DeltaFileNotFoundException when reading a table

Ensure that Delta log files are not getting deleted prematurely.

Written by lucas.rocha

Last published at: January 14th, 2025

Problem

You are trying to read a Delta table when you get a DeltaFileNotFoundException error.

com.databricks.sql.transaction.tahoe.DeltaFileNotFoundException: dbfs:/VolumesOrMount/path/to/deltaTable/_delta_log/00000000000000000000.json: Unable to reconstruct state at version {version} as the transaction log has been truncated due to manual deletion or the log retention policy (delta.logRetentionDuration=30 days) and checkpoint retention policy (delta.checkpointRetentionDuration=2 days)

Cause

DeltaFileNotFoundException occurs when Delta Lake cannot access the transaction log files or checkpoint files required to reconstruct the state of the table at a specified version.

This can be caused by manual deletion of log files, retention policies, or storage lifecycle policies.

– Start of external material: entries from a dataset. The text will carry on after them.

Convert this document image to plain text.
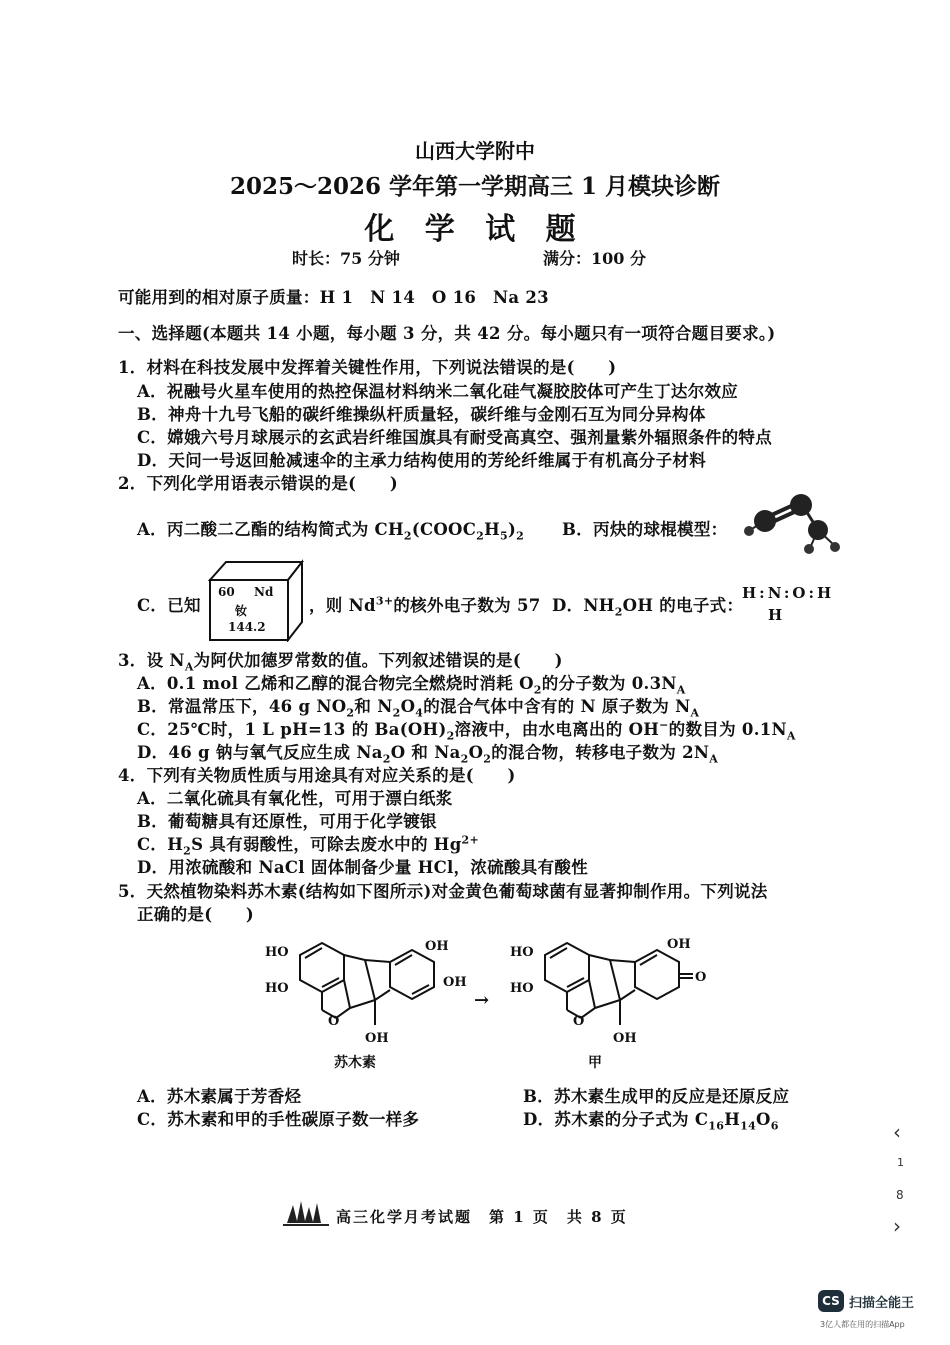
山西大学附中
2025～2026 学年第一学期高三 1 月模块诊断
化 学 试 题
时长：75 分钟	满分：100 分
可能用到的相对原子质量：H 1　N 14　O 16　Na 23
一、选择题(本题共 14 小题，每小题 3 分，共 42 分。每小题只有一项符合题目要求。)
1．材料在科技发展中发挥着关键性作用，下列说法错误的是(　　)
A．祝融号火星车使用的热控保温材料纳米二氧化硅气凝胶胶体可产生丁达尔效应
B．神舟十九号飞船的碳纤维操纵杆质量轻，碳纤维与金刚石互为同分异构体
C．嫦娥六号月球展示的玄武岩纤维国旗具有耐受高真空、强剂量紫外辐照条件的特点
D．天问一号返回舱减速伞的主承力结构使用的芳纶纤维属于有机高分子材料
2．下列化学用语表示错误的是(　　)
A．丙二酸二乙酯的结构简式为 $CH_2(COOC_2H_5)_2$ B．丙炔的球棍模型：
C．已知
60 Nd
钕
144.2
，则 $Nd^{3+}$的核外电子数为 57 D．$NH_2OH$ 的电子式：
H:N:O:H
H
3．设 $N_A$为阿伏加德罗常数的值。下列叙述错误的是(　　)
A．0.1 mol 乙烯和乙醇的混合物完全燃烧时消耗 $O_2$的分子数为 $0.3N_A$
B．常温常压下，46 g $NO_2$和 $N_2O_4$的混合气体中含有的 N 原子数为 $N_A$
C．25℃时，1 L pH=13 的 $Ba(OH)_2$溶液中，由水电离出的 OH−的数目为 $0.1N_A$
D．46 g 钠与氧气反应生成 $Na_2O$ 和 $Na_2O_2$的混合物，转移电子数为 $2N_A$
4．下列有关物质性质与用途具有对应关系的是(　　)
A．二氧化硫具有氧化性，可用于漂白纸浆
B．葡萄糖具有还原性，可用于化学镀银
C．$H_2S$ 具有弱酸性，可除去废水中的 $Hg^{2+}$
D．用浓硫酸和 NaCl 固体制备少量 HCl，浓硫酸具有酸性
5．天然植物染料苏木素(结构如下图所示)对金黄色葡萄球菌有显著抑制作用。下列说法
正确的是(　　)
HO
HO
O
OH
OH
OH
苏木素
→
HO
HO
O
OH
O
OH
甲
A．苏木素属于芳香烃	B．苏木素生成甲的反应是还原反应
C．苏木素和甲的手性碳原子数一样多	D．苏木素的分子式为 $C_{16}H_{14}O_6$
高三化学月考试题　第 1 页　共 8 页
‹
1
8
›
CS 扫描全能王
3亿人都在用的扫描App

Manual deletion of log files

You have manually deleted files in the _delta_log directory, either intentionally or unintentionally, resulting in an incomplete transaction log history.

Retention policies

Delta Lake enforces retention policies to manage the size of the transaction logs and checkpoint files: 

  • Checkpoint Retention (delta.checkpointRetentionDuration): Default is 2 days.
  • Transaction Log Retention (delta.logRetentionDuration): Default is 30 days.

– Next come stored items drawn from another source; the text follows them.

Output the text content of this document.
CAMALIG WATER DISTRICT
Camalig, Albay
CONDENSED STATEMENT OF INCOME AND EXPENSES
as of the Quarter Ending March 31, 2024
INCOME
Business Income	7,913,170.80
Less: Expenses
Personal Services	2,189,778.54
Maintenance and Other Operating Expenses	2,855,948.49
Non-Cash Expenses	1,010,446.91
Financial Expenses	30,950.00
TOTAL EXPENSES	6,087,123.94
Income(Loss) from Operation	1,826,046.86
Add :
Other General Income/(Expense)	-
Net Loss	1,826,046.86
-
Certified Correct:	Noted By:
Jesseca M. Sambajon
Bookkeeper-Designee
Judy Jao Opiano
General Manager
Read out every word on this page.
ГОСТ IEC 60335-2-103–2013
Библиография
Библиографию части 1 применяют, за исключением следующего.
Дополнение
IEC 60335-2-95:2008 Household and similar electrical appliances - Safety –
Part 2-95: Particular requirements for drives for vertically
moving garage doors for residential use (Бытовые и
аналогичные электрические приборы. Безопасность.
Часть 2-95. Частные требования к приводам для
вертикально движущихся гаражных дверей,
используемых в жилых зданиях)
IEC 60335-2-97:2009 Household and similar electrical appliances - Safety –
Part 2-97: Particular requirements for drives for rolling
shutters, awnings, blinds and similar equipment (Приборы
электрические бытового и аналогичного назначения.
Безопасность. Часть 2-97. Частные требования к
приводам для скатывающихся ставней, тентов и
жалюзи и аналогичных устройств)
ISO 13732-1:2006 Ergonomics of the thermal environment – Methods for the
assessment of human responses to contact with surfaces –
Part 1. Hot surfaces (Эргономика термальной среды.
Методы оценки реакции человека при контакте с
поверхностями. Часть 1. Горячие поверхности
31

If the requested version exceeds the retention period, the files may no longer exist, which results in a DeltaFileNotFoundException error.

Storage lifecycle policies

Your underlying cloud storage service may have lifecycle policies that delete or archive files before the Delta retention policies expire. As a result, the requested files no longer exist.

Solution

To resolve this issue, you can either recreate the table or attempt to recover the missing files.

Info

If you have S3 Versioning enabled on AWS, Soft Delete enabled on Azure, Soft Delete enabled on GCP, or a similar backup mechanism that periodically saves a copy of the files, you should be able to recover your files.

 

To prevent this issue from occurring, you should take steps to prevent manual deletion of files in the _delta_log directory. The log files are important for maintaining table consistency.

You can also increase the retention duration if you regularly require access to older versions or perform historical queries.

Finally, you should review the storage policies on your underlying cloud storage account to ensure files are not deleted prematurely. Your cloud storage settings should align with your Delta Lake retention policy settings.